If we want to know whether a certain policy or legal change would be a good idea, we should presumably consider the expected consequences. Very roughly speaking (abstracting away from uncertainty and hence the need to weight various possible options by their probability), we should carefully assess what would happen if the policy is / isn't instituted, and we can then assess which result is morally better. (I don't mean to assume consequentialism here -- if a policy violates rights, for example, one might deem it morally "worse" on those grounds.) Call this approach "thinking realistically about policy outcomes." (Also known as "thinking like an economist.")
It's surprising rare (excepting economists, of course). Most people seem to just think about the most salient aspect of a proposed policy, and form a positive or negative impression based on that. E.g., (1) Americans love the mortgage tax deduction -- it helps you to afford a house! Never mind what a regressive policy this is, or how it distorts the housing market. (2) The Farm Bill's agricultural subsidies help hard-working farmers! Again, never mind that it's opposed by basically every economist from across the political spectrum as wasteful, distortionary, and anti-competitive (harming the global poor). (3) A revenue-neutral gasoline tax would cost me at the pump! Never mind that it would help disincentivize harmful pollution, congestion, etc., and reward those who use less.

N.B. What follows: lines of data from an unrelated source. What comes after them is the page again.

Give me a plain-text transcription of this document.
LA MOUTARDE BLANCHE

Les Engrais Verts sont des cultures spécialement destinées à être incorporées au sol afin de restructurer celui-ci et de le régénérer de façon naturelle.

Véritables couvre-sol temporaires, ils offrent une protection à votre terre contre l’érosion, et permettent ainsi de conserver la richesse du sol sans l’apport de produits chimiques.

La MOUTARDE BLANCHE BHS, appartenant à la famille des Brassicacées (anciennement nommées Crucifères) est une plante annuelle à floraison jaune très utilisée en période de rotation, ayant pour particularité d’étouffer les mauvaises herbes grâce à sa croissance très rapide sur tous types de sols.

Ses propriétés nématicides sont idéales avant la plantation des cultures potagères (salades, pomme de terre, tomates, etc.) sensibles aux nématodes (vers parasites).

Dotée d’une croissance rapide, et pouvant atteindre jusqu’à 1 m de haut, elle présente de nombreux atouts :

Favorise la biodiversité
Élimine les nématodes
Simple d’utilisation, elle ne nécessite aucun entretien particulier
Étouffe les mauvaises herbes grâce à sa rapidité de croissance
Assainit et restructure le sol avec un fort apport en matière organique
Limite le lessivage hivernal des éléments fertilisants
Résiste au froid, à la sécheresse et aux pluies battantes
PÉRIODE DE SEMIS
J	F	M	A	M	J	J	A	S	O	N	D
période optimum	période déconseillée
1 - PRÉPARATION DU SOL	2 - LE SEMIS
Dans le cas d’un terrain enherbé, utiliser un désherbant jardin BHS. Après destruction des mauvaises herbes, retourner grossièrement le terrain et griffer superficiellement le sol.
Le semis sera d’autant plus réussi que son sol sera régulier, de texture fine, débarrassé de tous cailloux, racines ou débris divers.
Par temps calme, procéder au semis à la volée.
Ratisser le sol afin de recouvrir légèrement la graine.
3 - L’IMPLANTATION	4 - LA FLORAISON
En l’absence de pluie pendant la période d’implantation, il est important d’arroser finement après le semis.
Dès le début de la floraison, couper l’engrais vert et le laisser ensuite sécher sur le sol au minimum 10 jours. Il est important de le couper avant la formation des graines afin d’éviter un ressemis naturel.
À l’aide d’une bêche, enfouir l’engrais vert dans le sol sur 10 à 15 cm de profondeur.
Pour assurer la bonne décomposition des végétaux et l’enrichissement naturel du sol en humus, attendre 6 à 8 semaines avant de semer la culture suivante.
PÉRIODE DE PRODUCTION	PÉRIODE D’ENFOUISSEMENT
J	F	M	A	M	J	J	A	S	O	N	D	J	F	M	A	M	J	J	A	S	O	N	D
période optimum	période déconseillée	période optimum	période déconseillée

But this lack of realistic thinking doesn't just affect the unreflective "folk". Academics too -- perhaps especially the further left-leaning ones -- commonly seem to echo this mistake, albeit in more sophisticated ways. A few examples spring to mind: (1) Bioethicists regularly neglect the "unseen harms" of over-regulation. (2) My previous post on sex selection highlighted the fallacy of moving from moral qualms about people's having certain preferences to the policy conclusion that acting on such preferences should be banned. The first comment responding to my post then repeated the very same mistake! (3) A Facebook friend suggested that kidney markets are bad because they create incentives for the rich to keep people poor (on the off chance that they one day need an organ, and so could get it for slightly cheaper, I guess?). This was suggested by a very intelligent philosopher (and 'liked' by another). But is there any realistic story to tell of how this "incentive" could be anything other than completely negligible in magnitude? I worry that a certain style of ideological thought seems to be substituting for carefully considered empirical predictions about the particular situation at hand.
These various examples are all quite different from one another. But they all serve to illustrate how easily we can be led to (possibly misguided) policy conclusions by methods other than thinking carefully about the likely outcomes of policies. I find the ubiquity of this tendency both surprising and worrying. Anyway, it seems useful to identify the general phenomenon, to more easily guard against it in future.